Licencee agrees to indemnify and hold Lietuvos.net harmless against all claims arising out of any breach of this Agreement.

3. Warranties

Licenser warrants the Digital Media to be free from defects in material and workmanship for 30 days from delivery. The sole and exclusive remedy for a breach of the foregoing warranty is the replacement of the Digital Media.

LICENSER MAKES NO OTHER WARRANTIES, EXPRESS OR IMPLIED, REGARDING THE DIGITAL MEDIA, INCLUDING, WITHOUT LIMITATION, ANY IMPLIED WARRANTIES OF MERCHANTABILITY OR FITNESS FOR A PARTICULAR PURPOSE. LICENSER SHALL NOT BE LIABLE TO LICENCEE OR ANY OTHER PERSON OR ENTITY FOR ANY GENERAL, PUNITIVE, SPECIAL, DIRECT, INDIRECT, CONSEQUENTIAL OR INCIDENTAL DAMAGES, OR LOST PROFITS OR ANY OTHER DAMAGES, COSTS OR LOSSES ARISING OUT OF LICENCEE'S USE OF THE DIGITAL MEDIA, THIS AGREEMENT, ANY INVOICE REGARDING THE DIGITAL MEDIA OR OTHERWISE, EVEN IF LICENSER HAS BEEN ADVISED OF THE POSSIBILITY OF SUCH DAMAGES, COSTS OR LOSSES.

4. Termination and Revocation

The licence contained in this Agreement will terminate automatically without notice from Licenser if Licencee fails to comply with any provision of this Agreement. Upon termination, Licencee must immediately (i) stop using the Digital Media, (ii) destroy or, upon the request of Licenser, return the Digital Media to Licenser (in the case of analogue materials), and (iii) delete or remove the Digital Media from Licencee's premises, computer systems and storage (electronic or physical).

Licenser reserves the right to revoke the licence to use the Digital Media for good cause and elect to replace such Digital Media with alternative Digital Media. Upon notice of any revocation of a licence for any particular Digital Media, Licencee shall immediately cease using such Digital Media and shall ensure that its clients and customers do likewise.

5. Severability

If one or more of the provisions contained in the Agreement is found to be invalid, illegal or unenforceable in any respect, the validity, legality and enforceability of the remaining provisions shall not be affected. Such provisions shall be reformed only to the extent to make it enforceable.

6. Choice of Law

This agreement is governed by the laws of EU whose courts are the courts of exclusive jurisdiction.

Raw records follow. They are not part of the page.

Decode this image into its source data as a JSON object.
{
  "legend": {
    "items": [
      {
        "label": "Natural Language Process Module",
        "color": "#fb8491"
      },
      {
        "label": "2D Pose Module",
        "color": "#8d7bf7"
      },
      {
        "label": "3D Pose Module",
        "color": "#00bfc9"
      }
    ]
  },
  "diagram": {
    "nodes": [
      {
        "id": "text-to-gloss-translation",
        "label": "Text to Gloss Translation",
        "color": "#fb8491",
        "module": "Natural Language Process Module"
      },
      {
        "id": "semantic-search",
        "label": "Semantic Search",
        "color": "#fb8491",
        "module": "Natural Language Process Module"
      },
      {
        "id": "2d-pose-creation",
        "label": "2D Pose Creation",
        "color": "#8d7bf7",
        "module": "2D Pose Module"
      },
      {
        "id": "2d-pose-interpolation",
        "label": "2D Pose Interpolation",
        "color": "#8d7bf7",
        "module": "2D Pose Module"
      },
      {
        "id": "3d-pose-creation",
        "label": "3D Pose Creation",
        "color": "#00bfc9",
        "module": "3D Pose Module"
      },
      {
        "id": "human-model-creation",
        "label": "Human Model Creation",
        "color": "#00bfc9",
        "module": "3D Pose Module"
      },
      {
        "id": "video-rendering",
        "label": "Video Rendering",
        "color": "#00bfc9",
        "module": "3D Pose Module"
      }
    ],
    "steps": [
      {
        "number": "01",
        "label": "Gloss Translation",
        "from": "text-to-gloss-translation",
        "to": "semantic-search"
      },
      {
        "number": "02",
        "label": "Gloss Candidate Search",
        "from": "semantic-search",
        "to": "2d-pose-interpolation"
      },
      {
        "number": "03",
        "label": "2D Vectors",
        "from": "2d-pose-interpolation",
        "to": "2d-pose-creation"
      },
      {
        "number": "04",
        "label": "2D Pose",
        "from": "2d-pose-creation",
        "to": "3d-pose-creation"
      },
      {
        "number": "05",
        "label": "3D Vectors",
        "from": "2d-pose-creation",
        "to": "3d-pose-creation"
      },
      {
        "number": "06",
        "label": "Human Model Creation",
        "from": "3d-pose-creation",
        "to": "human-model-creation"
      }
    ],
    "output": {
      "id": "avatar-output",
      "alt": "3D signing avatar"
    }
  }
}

The United Nations Convention on Contracts for the International Sale of Goods does not govern this Agreement.

Notwithstanding the foregoing, Licenser shall have the right to commence and prosecute any legal or equitable action or proceeding before any court of competent jurisdiction to obtain injunctive or other relief against Licencee in the event that, in the opinion of Licenser, such action is necessary or desirable.

7. Waiver

No action of Licenser, other than express written waiver, may be construed as a waiver of any provision of this Agreement.

8. Entire Contract

This contract contains all the terms of the licence agreement and no terms or conditions may be added or deleted unless made in writing and signed by an authorised representative of both parties.

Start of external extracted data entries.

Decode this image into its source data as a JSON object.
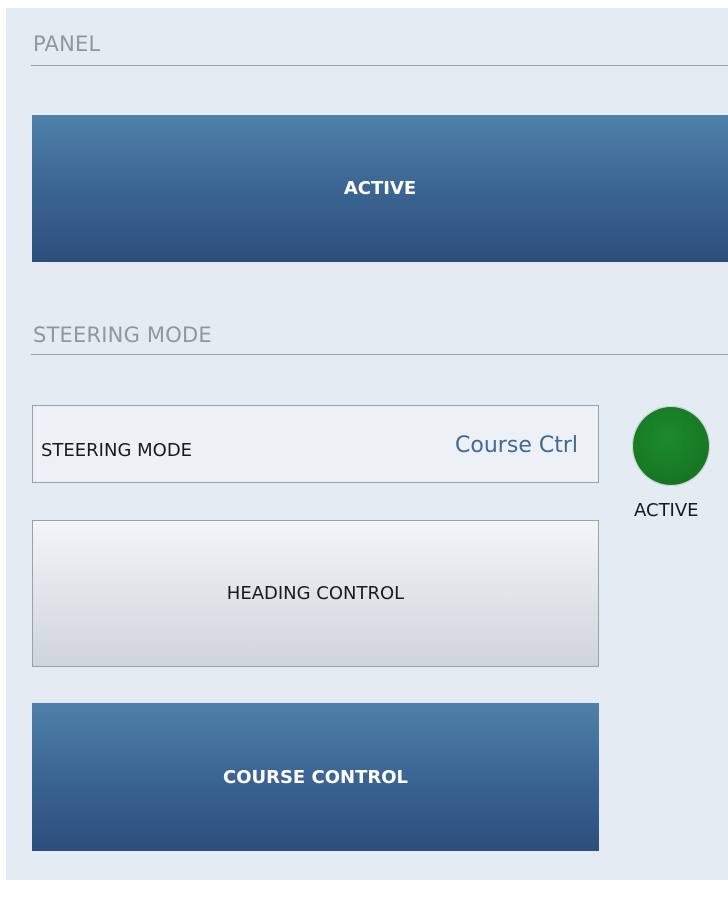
{
  "panel_section": {
    "title": "PANEL",
    "active_button_label": "ACTIVE"
  },
  "steering_section": {
    "title": "STEERING MODE",
    "mode_display": {
      "label": "STEERING MODE",
      "value": "Course Ctrl"
    },
    "indicator": {
      "label": "ACTIVE",
      "color": "#177a24"
    },
    "heading_control_label": "HEADING CONTROL",
    "course_control_label": "COURSE CONTROL"
  },
  "colors": {
    "background": "#e4ebf2",
    "active_button": "#3d6795",
    "value_text": "#3f6a96",
    "section_title": "#8f979f"
  }
}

Lietuvos.net Rights Managed Licence Agreement:

THIS IS A LEGAL AGREEMENT BETWEEN YOU ("LICENCEE") AND Lietuvos.net, ("LICENSER"). BY PAYING MONEY  'YOU ACCEPT THE LICENCE(S) FOR THE ABOVE IMAGES'. IF YOU DO NOT AGREE TO THE TERMS OF THIS AGREEMENT, DO NOT PAY FOR PHOTOS. THIS AGREEMENT APPLIES TO LICENCES ISSUED VIA THE WEB AND VIA LOCAL SALES REPRESENTATIVES, AND IS APPLICABLE TO ONLINE, DIGITAL AND ANALOGUE (PHYSICAL) DELIVERY OF LICENCED MATERIAL. THEREFORE, CERTAIN TERMS MAY BE INAPPLICABLE. IF YOU HAVE ANY QUESTIONS, PLEASE CONTACT US.

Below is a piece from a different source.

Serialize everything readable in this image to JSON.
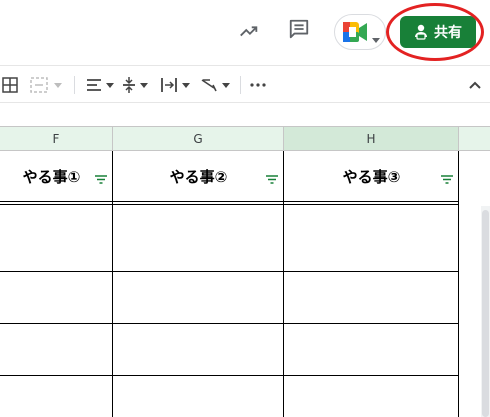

IF YOU ARE ENTERING INTO THIS AGREEMENT ON BEHALF OF YOUR EMPLOYER, THE LICENCE GRANTED AND RESTRICTIONS AND LIMITATIONS RECITED HEREIN APPLY TO YOUR EMPLOYER AND TO YOU AS A REPRESENTATIVE OF YOUR EMPLOYER.

1. Definitions

    In this Agreement the following definitions apply:

  1. “Licenced Material” means any still image, visual representation generated optically, electronically, digitally or by any other means, including any negatives, transparencies, film imprints, prints, original digital files or any reproductions thereof, or any other product protected by copyright, trademark, patent or other intellectual property rights, which is licenced to Licencee by Licenser under the terms of this Agreement.

     

  2. "Invoice" means the invoice provided by Licenser that sets forth, without limitation, the specific party contracting as Licenser, the specific areas of use for the Licenced Material selected, grants Licencee the Reproduction rights chosen, sets forth limitations on the licence (if any) and states the corresponding price(s) for the licence of such Licenced Material. The Invoice shall be made a part of this Agreement and shall be incorporated by reference herein, and together with this Agreement shall constitute the entire agreement between Licenser and Licencee regarding the Licenced Material. All references to the Agreement shall include the Invoice.

     

  3. "Reproduction" and “Reproduce” include any form of copying or publication of the whole or a part of any Licenced Material, whether by printing, photography, photocopying, slide projection (whether or not to an audience), layout or presentation, use in a production process, electronic, digital or mechanical means, use as a reference by an artist or in an artist's illustration or by any other means. Reproduction further includes the distortion or manipulation of the whole or a part of the Licenced Material (for example, by computer, electronically, digitally by an artist or by any other means), even though the resulting Licenced Material may not appear to a reasonable person to be derived from the original Licenced Material. Reproduction also includes distribution in whole or in part of any Licenced Material via television, cable, telecommunications network or internet transmission.

2. Grant of Rights

  1. Unless stated otherwise in the Invoice, Licenser grants to Licencee a nonexclusive non-sublicensable, non-transferrable and non-assignable right to use and Reproduce the Licenced Material identified in the Invoice to the extent explicitly stated therein. Licenser further grants to Licencee the right to have the Licenced Material Reproduced, solely to the extent explicitly stated in the Invoice, by subcontractors of Licencee, provided that such subcontractors agree to abide by the restrictions of this Agreement. See Section 3 below for more information about the nature of the rights granted to Licencee hereunder.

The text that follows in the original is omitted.